As an abstract statement of law, plaintiff’s proposition is correct. Phen v. All American Bus Lines, 56 Ariz. 567, 110 P.2d 227. However, this abstract consideration does not apply to the instant case which is lacking in premises vital to its *163 operation. The rule requires undisputed evidence. Evidence may not be characterized as ‘undisputed’ if it is at variance with facts and circumstances or reasonable inferences to be drawn therefrom, or from other evidence. Burkhart v. Lasley, 182 Okl. 43, 75 P.2d 1124; Warren v. Griffing, 200 Okl. 108, 190 P.2d 1014. The evidence on which plaintiffs rely falls short of such a test. For example, plaintiffs offer as an ‘undisputed inference’ the conclusion that because Underwood landed from south to north and saw Nicholson that Nicholson by the same token saw Underwood land in this manner. Whereas Nicholson’s testimony was unequivocally to the contrary.

“Q. Did you see Mr. Underwood come in? A. No sir.
“Q. If you were told, or if Mr. Underwood stated that while you were loading that first load that he had landed or did land on the duster strip from south to north, would that refresh your memory as to how he got there? A. I seen nobody land in that manner.
“Q. You didn’t see Mr. Underwood land at all as you recall? A. No sir.
“Q. Do you recall while you were at the loading area and out of your plane seeing Mr. Underwood land his plane on the duster strip? A. No sir.”

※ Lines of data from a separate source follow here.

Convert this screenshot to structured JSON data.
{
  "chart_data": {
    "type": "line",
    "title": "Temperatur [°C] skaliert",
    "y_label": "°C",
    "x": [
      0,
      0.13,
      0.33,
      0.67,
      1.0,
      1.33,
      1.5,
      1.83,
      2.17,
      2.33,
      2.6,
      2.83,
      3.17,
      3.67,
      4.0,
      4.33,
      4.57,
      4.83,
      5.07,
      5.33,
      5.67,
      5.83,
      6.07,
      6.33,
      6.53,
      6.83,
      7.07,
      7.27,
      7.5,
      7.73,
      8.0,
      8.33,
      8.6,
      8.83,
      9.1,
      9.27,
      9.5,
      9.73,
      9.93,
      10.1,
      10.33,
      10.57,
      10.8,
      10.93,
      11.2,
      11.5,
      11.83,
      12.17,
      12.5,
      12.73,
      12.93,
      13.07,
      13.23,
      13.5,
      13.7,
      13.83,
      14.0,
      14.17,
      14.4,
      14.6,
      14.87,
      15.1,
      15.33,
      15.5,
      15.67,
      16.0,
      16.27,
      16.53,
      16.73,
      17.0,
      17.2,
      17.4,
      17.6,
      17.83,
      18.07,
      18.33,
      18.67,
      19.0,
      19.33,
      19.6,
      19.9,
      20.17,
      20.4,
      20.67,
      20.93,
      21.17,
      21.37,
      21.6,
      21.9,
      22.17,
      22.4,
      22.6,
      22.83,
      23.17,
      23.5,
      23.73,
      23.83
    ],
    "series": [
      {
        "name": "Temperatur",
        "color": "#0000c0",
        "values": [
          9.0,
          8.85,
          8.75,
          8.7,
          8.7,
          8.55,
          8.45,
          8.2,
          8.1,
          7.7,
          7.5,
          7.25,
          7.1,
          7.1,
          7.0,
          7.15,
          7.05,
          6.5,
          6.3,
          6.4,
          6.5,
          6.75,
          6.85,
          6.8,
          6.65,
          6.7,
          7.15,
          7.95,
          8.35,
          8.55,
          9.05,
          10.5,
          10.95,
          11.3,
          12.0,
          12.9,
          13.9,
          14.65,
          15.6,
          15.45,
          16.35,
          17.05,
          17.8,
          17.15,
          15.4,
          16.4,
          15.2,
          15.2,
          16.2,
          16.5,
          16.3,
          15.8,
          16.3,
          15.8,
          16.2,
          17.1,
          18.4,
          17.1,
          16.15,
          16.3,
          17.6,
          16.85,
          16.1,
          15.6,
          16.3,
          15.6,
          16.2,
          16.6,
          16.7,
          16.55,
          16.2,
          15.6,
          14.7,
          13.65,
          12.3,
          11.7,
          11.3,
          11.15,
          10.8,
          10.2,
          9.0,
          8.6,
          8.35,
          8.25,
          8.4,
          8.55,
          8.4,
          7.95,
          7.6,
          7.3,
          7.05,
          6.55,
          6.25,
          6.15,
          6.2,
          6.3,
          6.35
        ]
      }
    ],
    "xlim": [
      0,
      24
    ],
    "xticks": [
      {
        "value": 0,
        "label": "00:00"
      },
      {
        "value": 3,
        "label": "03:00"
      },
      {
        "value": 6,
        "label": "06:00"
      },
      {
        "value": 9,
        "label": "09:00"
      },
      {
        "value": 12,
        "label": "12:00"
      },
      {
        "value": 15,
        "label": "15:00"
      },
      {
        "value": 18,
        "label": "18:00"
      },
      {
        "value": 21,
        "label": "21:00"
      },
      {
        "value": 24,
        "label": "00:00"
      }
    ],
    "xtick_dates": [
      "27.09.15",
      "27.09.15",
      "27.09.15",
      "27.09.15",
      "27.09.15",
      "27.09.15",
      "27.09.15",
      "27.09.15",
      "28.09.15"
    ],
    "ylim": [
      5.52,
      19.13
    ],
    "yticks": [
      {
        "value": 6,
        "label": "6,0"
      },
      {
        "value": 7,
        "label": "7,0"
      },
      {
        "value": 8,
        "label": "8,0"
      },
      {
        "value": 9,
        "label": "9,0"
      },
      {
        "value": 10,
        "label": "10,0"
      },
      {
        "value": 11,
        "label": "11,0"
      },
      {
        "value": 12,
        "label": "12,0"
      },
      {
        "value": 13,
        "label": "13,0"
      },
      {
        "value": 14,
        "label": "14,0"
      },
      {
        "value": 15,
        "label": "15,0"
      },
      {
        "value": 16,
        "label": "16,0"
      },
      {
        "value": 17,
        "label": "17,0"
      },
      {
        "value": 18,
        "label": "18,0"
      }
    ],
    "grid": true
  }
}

Plaintiffs argue that the ‘to look is to see doctrine’, Barry v. Southern Pacific Company, 64 Ariz. 116, 166 P.2d 825, should be applied in this case, and contend that the testimony elicited above to the effect that Nicholson did not see the Underwood plane land is negative evidence and is subject to the negative evidence rule. We must hold otherwise. The witness not only stated that he did not see Underwood' land, but that he saw nobody land from south to north. He did not merely state that he ‘didn’t remember’; rather he answered that he did not ‘recall’ Underwood’s landings for the reason that he did not observe them.

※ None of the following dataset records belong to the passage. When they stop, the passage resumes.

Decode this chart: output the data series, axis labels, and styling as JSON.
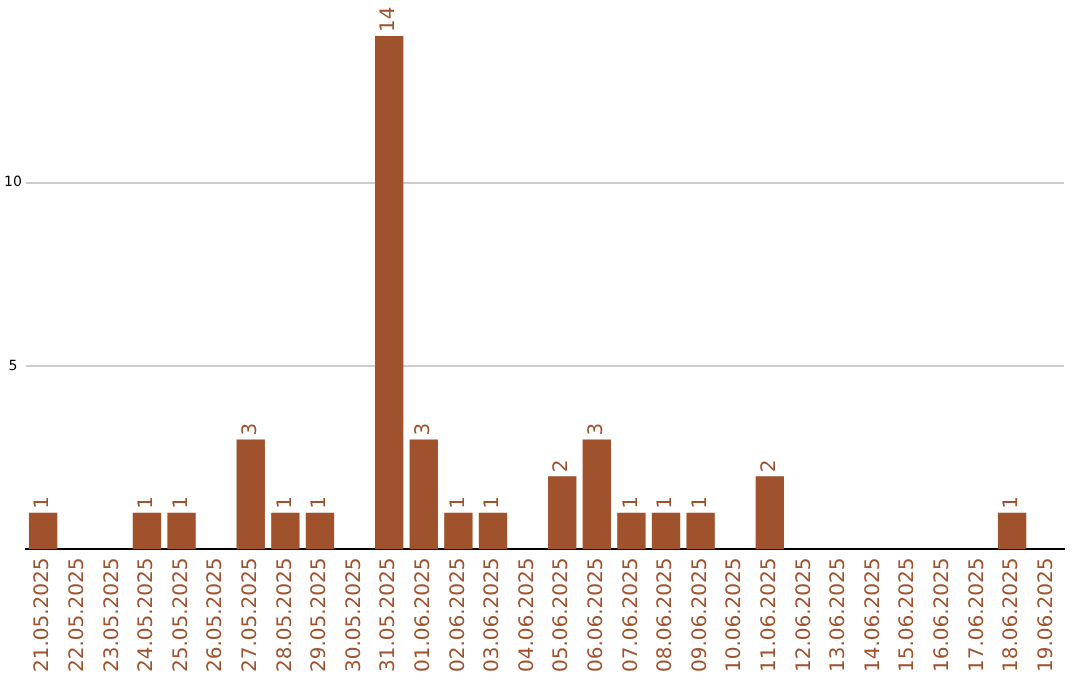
{
  "chart_data": {
    "type": "bar",
    "categories": [
      "21.05.2025",
      "22.05.2025",
      "23.05.2025",
      "24.05.2025",
      "25.05.2025",
      "26.05.2025",
      "27.05.2025",
      "28.05.2025",
      "29.05.2025",
      "30.05.2025",
      "31.05.2025",
      "01.06.2025",
      "02.06.2025",
      "03.06.2025",
      "04.06.2025",
      "05.06.2025",
      "06.06.2025",
      "07.06.2025",
      "08.06.2025",
      "09.06.2025",
      "10.06.2025",
      "11.06.2025",
      "12.06.2025",
      "13.06.2025",
      "14.06.2025",
      "15.06.2025",
      "16.06.2025",
      "17.06.2025",
      "18.06.2025",
      "19.06.2025"
    ],
    "values": [
      1,
      0,
      0,
      1,
      1,
      0,
      3,
      1,
      1,
      0,
      14,
      3,
      1,
      1,
      0,
      2,
      3,
      1,
      1,
      1,
      0,
      2,
      0,
      0,
      0,
      0,
      0,
      0,
      1,
      0
    ],
    "value_labels": [
      "1",
      null,
      null,
      "1",
      "1",
      null,
      "3",
      "1",
      "1",
      null,
      "14",
      "3",
      "1",
      "1",
      null,
      "2",
      "3",
      "1",
      "1",
      "1",
      null,
      "2",
      null,
      null,
      null,
      null,
      null,
      null,
      "1",
      null
    ],
    "color": "#a0522d",
    "ylim": [
      0,
      14
    ],
    "yticks": [
      5,
      10
    ],
    "grid": "y",
    "legend": false
  }
}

Even assuming such evidence to be negative it is not such evidence as is subject to the so-called ‘negative evidence rule’. This rule concerns itself with the establishment of the existence or nonexistence of a fact, e. g., whether a certain notice was posted or whether a certain bell was ringing. Jeune v. Del E. Webb Construction Co., 76 Ariz. 418, 265 P.2d 1076; Canion v. Southern Pacific Co., 52 Ariz. 245, 80 P.2d 397.